Ottawa mulls infection safeguards for spas, tattoo parlours
Posted: Jan 21, 2013 1:49 PM ET
Last Updated: Jan 22, 2013 8:59 AM ET
Esthetician Silvana Marotta has been running a business out of her home for about 20 years. She's not only heard the horror stories of clients who had bad pedicures elsewhere, she's got a story of her own.
Marotta said she was tired of doing her own pedicure before heading on vacation to Dubai, so she went to a Barrhaven nail salon.While there, the nail technician cut one of her toes, Marotta said, and within one week she lost the toenail due to fungus thought to be caused by the cut.
"They gave me a discount and that's it, and I said, 'I'll never be back here,'" Marotta said.
Ottawa's board of health met Monday and discussed a motion ordering Ottawa Public Health to explore ways to better improve infection prevention and control practices at personal service settings, a broad category of businesses that includes everything from tattoo parlours to spas. (See sidebar.)
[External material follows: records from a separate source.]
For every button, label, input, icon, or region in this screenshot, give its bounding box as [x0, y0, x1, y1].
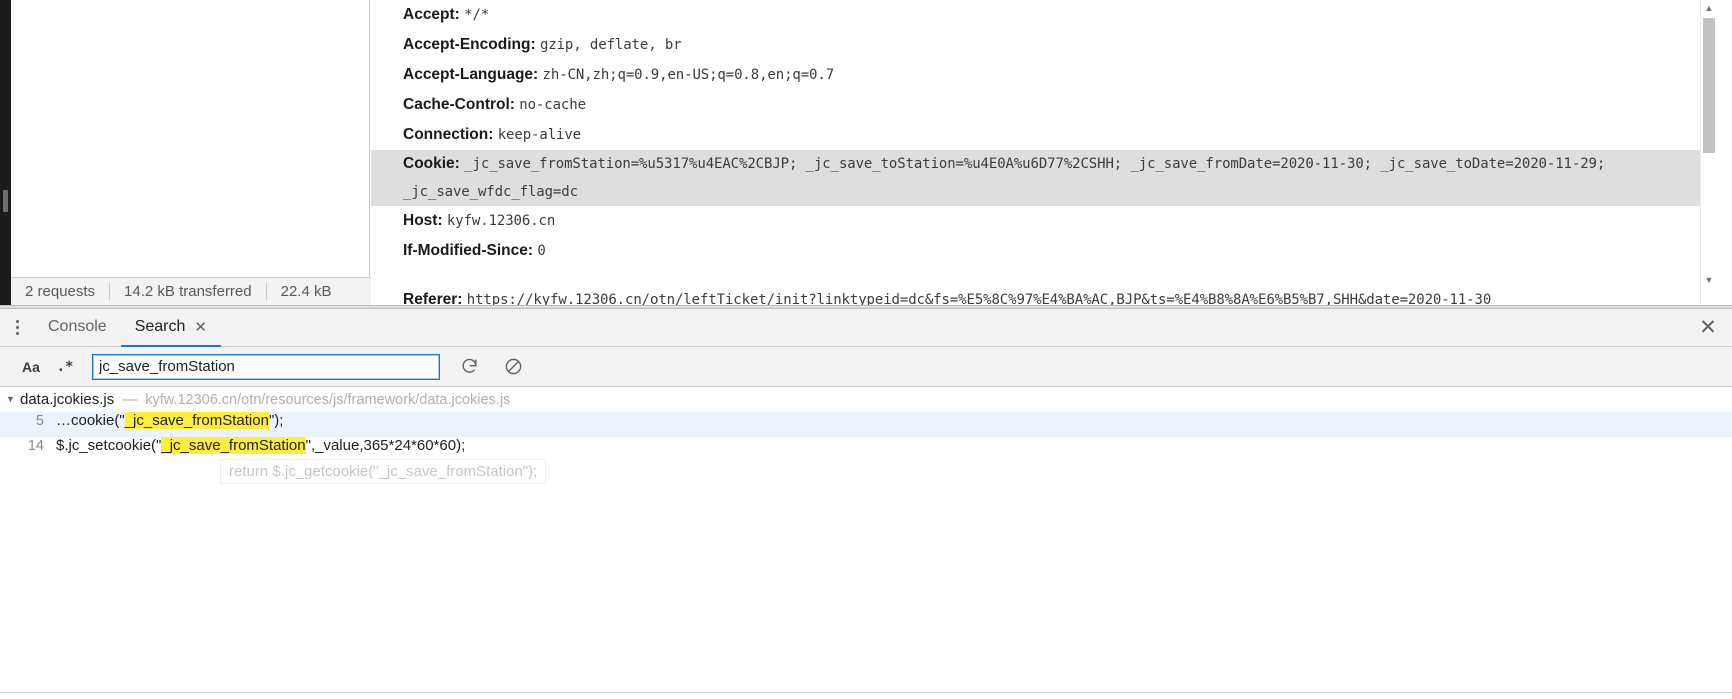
header-value-if-modified-since: 0: [537, 243, 546, 259]
search-input[interactable]: [92, 353, 440, 380]
devtools-drawer: Console Search ✕ ✕ Aa .* jc_save_fromSta…: [0, 309, 1732, 699]
header-value-accept-language: zh-CN,zh;q=0.9,en-US;q=0.8,en;q=0.7: [542, 67, 835, 83]
result-match-row[interactable]: 5 …cookie(" _jc_save_fromStation ");: [0, 412, 1732, 437]
header-row-if-modified-since: If-Modified-Since: 0: [371, 236, 1716, 266]
header-row-cache-control: Cache-Control: no-cache: [371, 90, 1716, 120]
drawer-close-icon[interactable]: ✕: [1698, 317, 1718, 338]
window-bottom-edge: [0, 692, 1732, 699]
search-results: ▼ data.jcokies.js — kyfw.12306.cn/otn/re…: [0, 387, 1732, 698]
result-code-match: _jc_save_fromStation: [124, 412, 269, 429]
result-line-number: 5: [35, 413, 44, 429]
expander-triangle-icon[interactable]: ▼: [6, 387, 20, 412]
header-name-referer: Referer:: [403, 291, 463, 305]
header-name-cache-control: Cache-Control:: [403, 96, 515, 113]
left-gutter: [0, 0, 11, 305]
request-headers-pane: Accept: */* Accept-Encoding: gzip, defla…: [371, 0, 1716, 305]
result-match-row[interactable]: 14 $.jc_setcookie(" _jc_save_fromStation "…: [0, 437, 1732, 484]
header-row-accept-language: Accept-Language: zh-CN,zh;q=0.9,en-US;q=…: [371, 60, 1716, 90]
header-value-accept-encoding: gzip, deflate, br: [539, 37, 682, 53]
header-row-referer: Referer: https://kyfw.12306.cn/otn/leftT…: [371, 285, 1716, 305]
devtools-window: 2 requests 14.2 kB transferred 22.4 kB A…: [0, 0, 1732, 699]
search-toolbar: Aa .*: [0, 347, 1732, 387]
summary-transferred: 14.2 kB transferred: [124, 282, 252, 300]
headers-vertical-scrollbar[interactable]: ▲ ▼: [1700, 0, 1716, 305]
network-summary-bar: 2 requests 14.2 kB transferred 22.4 kB: [11, 277, 371, 305]
tab-console-label: Console: [48, 318, 107, 335]
header-value-cookie: _jc_save_fromStation=%u5317%u4EAC%2CBJP;…: [403, 156, 1606, 200]
header-value-accept: */*: [464, 7, 490, 23]
result-code-post: ");: [268, 412, 284, 429]
result-tooltip: return $.jc_getcookie("_jc_save_fromStat…: [220, 459, 547, 484]
header-row-accept-encoding: Accept-Encoding: gzip, deflate, br: [371, 30, 1716, 60]
network-request-list[interactable]: [11, 0, 370, 277]
result-line-number: 14: [27, 438, 44, 454]
tab-search-label: Search: [134, 318, 186, 335]
tab-search[interactable]: Search ✕: [120, 309, 221, 347]
header-name-host: Host:: [403, 212, 443, 229]
match-case-toggle[interactable]: Aa: [14, 352, 48, 382]
scroll-up-arrow-icon[interactable]: ▲: [1701, 0, 1716, 16]
header-row-connection: Connection: keep-alive: [371, 120, 1716, 150]
refresh-icon[interactable]: [452, 352, 486, 382]
result-file-dash: —: [122, 391, 138, 408]
panel-resize-grip[interactable]: [3, 190, 8, 212]
result-code-pre: …cookie(": [56, 412, 125, 429]
summary-requests: 2 requests: [25, 282, 96, 300]
header-value-cache-control: no-cache: [519, 97, 586, 113]
network-panel: 2 requests 14.2 kB transferred 22.4 kB A…: [11, 0, 1732, 305]
scroll-down-arrow-icon[interactable]: ▼: [1701, 272, 1716, 288]
kebab-menu-icon[interactable]: [0, 309, 34, 347]
regex-toggle[interactable]: .*: [48, 352, 82, 382]
header-name-if-modified-since: If-Modified-Since:: [403, 242, 534, 259]
result-file-group[interactable]: ▼ data.jcokies.js — kyfw.12306.cn/otn/re…: [0, 387, 1732, 412]
header-value-host: kyfw.12306.cn: [446, 213, 556, 229]
result-file-url: kyfw.12306.cn/otn/resources/js/framework…: [145, 391, 511, 408]
clear-icon[interactable]: [496, 352, 530, 382]
result-file-name: data.jcokies.js: [20, 391, 115, 408]
tab-search-close-icon[interactable]: ✕: [194, 320, 207, 335]
result-code-match: _jc_save_fromStation: [161, 437, 306, 454]
result-code-post: ",_value,365*24*60*60);: [305, 437, 466, 454]
header-name-accept: Accept:: [403, 6, 460, 23]
scrollbar-thumb[interactable]: [1703, 18, 1715, 153]
result-code-pre: $.jc_setcookie(": [56, 437, 162, 454]
drawer-tab-bar: Console Search ✕ ✕: [0, 309, 1732, 347]
header-name-accept-encoding: Accept-Encoding:: [403, 36, 536, 53]
header-row-cookie: Cookie: _jc_save_fromStation=%u5317%u4EA…: [371, 150, 1716, 206]
summary-resources: 22.4 kB: [280, 282, 332, 300]
header-value-connection: keep-alive: [497, 127, 582, 143]
header-name-cookie: Cookie:: [403, 155, 460, 172]
header-row-host: Host: kyfw.12306.cn: [371, 206, 1716, 236]
header-row-accept: Accept: */*: [371, 0, 1716, 30]
header-value-referer: https://kyfw.12306.cn/otn/leftTicket/ini…: [466, 292, 1492, 305]
header-name-accept-language: Accept-Language:: [403, 66, 539, 83]
header-name-connection: Connection:: [403, 126, 494, 143]
tab-console[interactable]: Console: [34, 309, 121, 347]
Marotta said she agrees with the idea of increased inspections and tighter control on infection prevention. She believes there is a divide between nail salons that take extra precautions and those salons that focus more on efficiency and low costs.
Ottawa public health inspectors already inspect businesses in the personal services industry as part of their responsibilities outlined in the provincial Infection Prevention and Control in Personal Services Protocol.
But finding all of these businesses can prove a challenge, said Dr. Carolyn Pim, the associate medical officer of health.
"Some of them are quite informal," said Pim. "There's a lot of turnover, a lot of movement. Some opening up, some closing. It's difficult for us to know where they all are."
1 in 4 businesses with low-risk settings inspectedDisposable items used in a manicure or pedicure should not be reused, health inspectors say. (CBC)
Public health inspectors conducted 268 total inspections in 2012 to the 230 so-called high-risk personal service settings, such as tattoo parlours and piercing facilities that break the skin of customers in the course of their work.
But Ottawa Public Health inspected only about a quarter of the 650 low-risk settings — businesses that include spas and hair salons.
"Our inspectors have a bunch of responsiblities. That includes food facilities, outbreak management and so on. And we're constantly balancing those priorities," said Pim.
Inspector Christian Lapense said Ottawa's health department has never had reports of outbreaks connected to spas, but added no venue is risk-free and Ottawa public health officials are looking at how to keep on top of infection control.
One of the options health staff could consider would be to have inspections of personal service settings posted online, similar to the what officials do with restaurant inspections.
Another option on the table is the requirement to license these businesses, as Toronto's city council voted to do in November.
Donna Holtum with Holtz Spa said she welcomes licensing as an option.
"I think this will only improve and raise the quality of service and protect the consumer," she said.